For large expanses, consider the floor as a system in order to optimize its performance. In this scenario, all of the products come together to deliver predictable performance that can meet the builder’s and homeowner’s expectations. A premium sub-floor such as LP Legacy® over properly spaced, stiffer I-joists, for example, can help reduce deflection that shakes china cabinets or causes nail pops and cracked floor tiles.
• Affordability to take center stage: Housing affordability continues to be a challenge, especially as first-time homebuyers struggle with student loan debt. According the NAHB Q3 2019 Housing Trends Report, 80% of buyers can afford fewer than half the homes available for-sale in their markets. Still, Millennials want single-family homes, Redfin says, even if they have to commute farther to get it.
• No full-blown recession (yet): In a conversation with Professional Builder, NAHB’s Chief Economist Robert Dietz says the association isn’t expecting a full-blown recession in their forecast window through the end of 2021, but they are anticipating the growth rate to slow this year and each year until then. And unlike the last recession, where builders flocked to luxury homes, Dietz expects to see growth in entry-level product.
• Mortgage rates will remain low: Redfin says it expects that mortgage rates won’t dip much below 3.5% next year, and will remain under 4.1% as the Federal Reserve looks to remedy slowing economic growth.
• Labor shortages continue: Products that ease installation or reduce labor are an ideal option for addressing continued shortages of framing labor. For example, LP Legacy® premium sub-flooring offers superior resistance to moisture and carries a Covered Until It’s Covered® no-sand warranty, so installers don’t have to waste time sanding the edges.
• Multi-generational living: Accommodating multiple generations of family members or creating space for renters has been coming on strong for a couple of years and, according to theDesignLens report, it’s going to continue. “Living spaces come in a variety of layouts: a suite within the home that can only be accessed from the main home, suites with private entrances, and flats over the garage,” the consulting firm says. “Whatever the layout, the key to a great multi-gen space is privacy, where connection is on the resident’s terms and not forced by shared spaces.“
• Indoor-outdoor connections: Homebuyers continue to crave connections to the outdoors, whether through full-blown outdoor living spaces, including those with seamless transitions from inside to outside, or via large expanses of windows that allow in ample daylighting.

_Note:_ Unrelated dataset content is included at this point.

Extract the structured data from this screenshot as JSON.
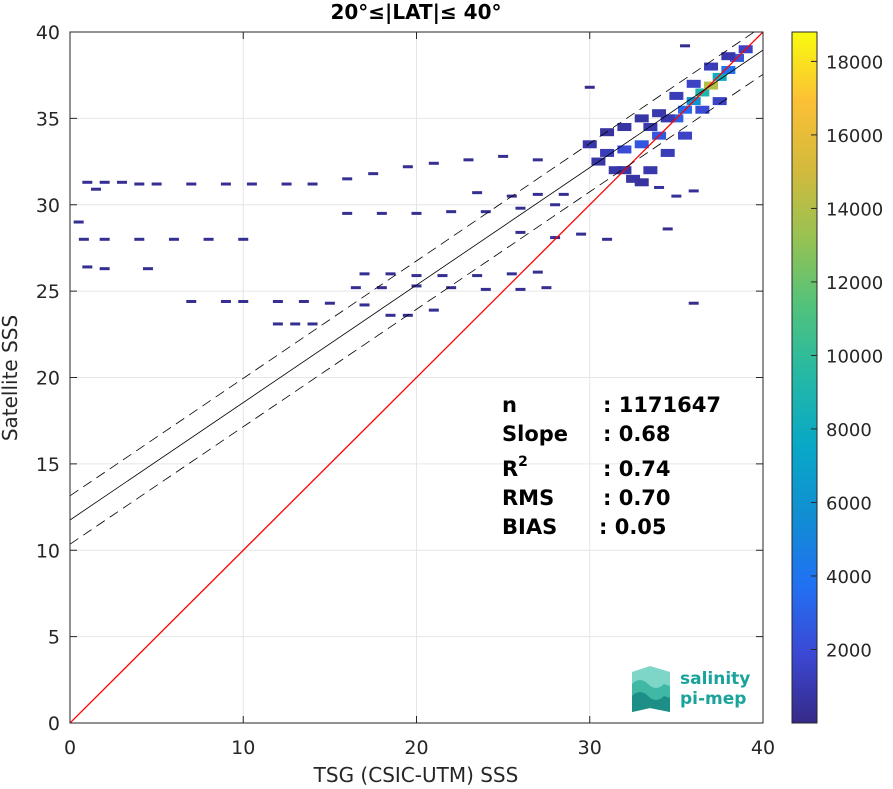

• Durability, resiliency, longevity, and maintenance: Neither Baby Boomers nor Millennials want to spend time caring for their homes, so they’ll be seeking products and design elements that don’t require a lot of upkeep. This includes floor systems that don’t warp, squeak, or buckle, so consider a sub-flooring product like LP Legacy, which has a high panel density for exceptional fastener holding strength and a quieter floor.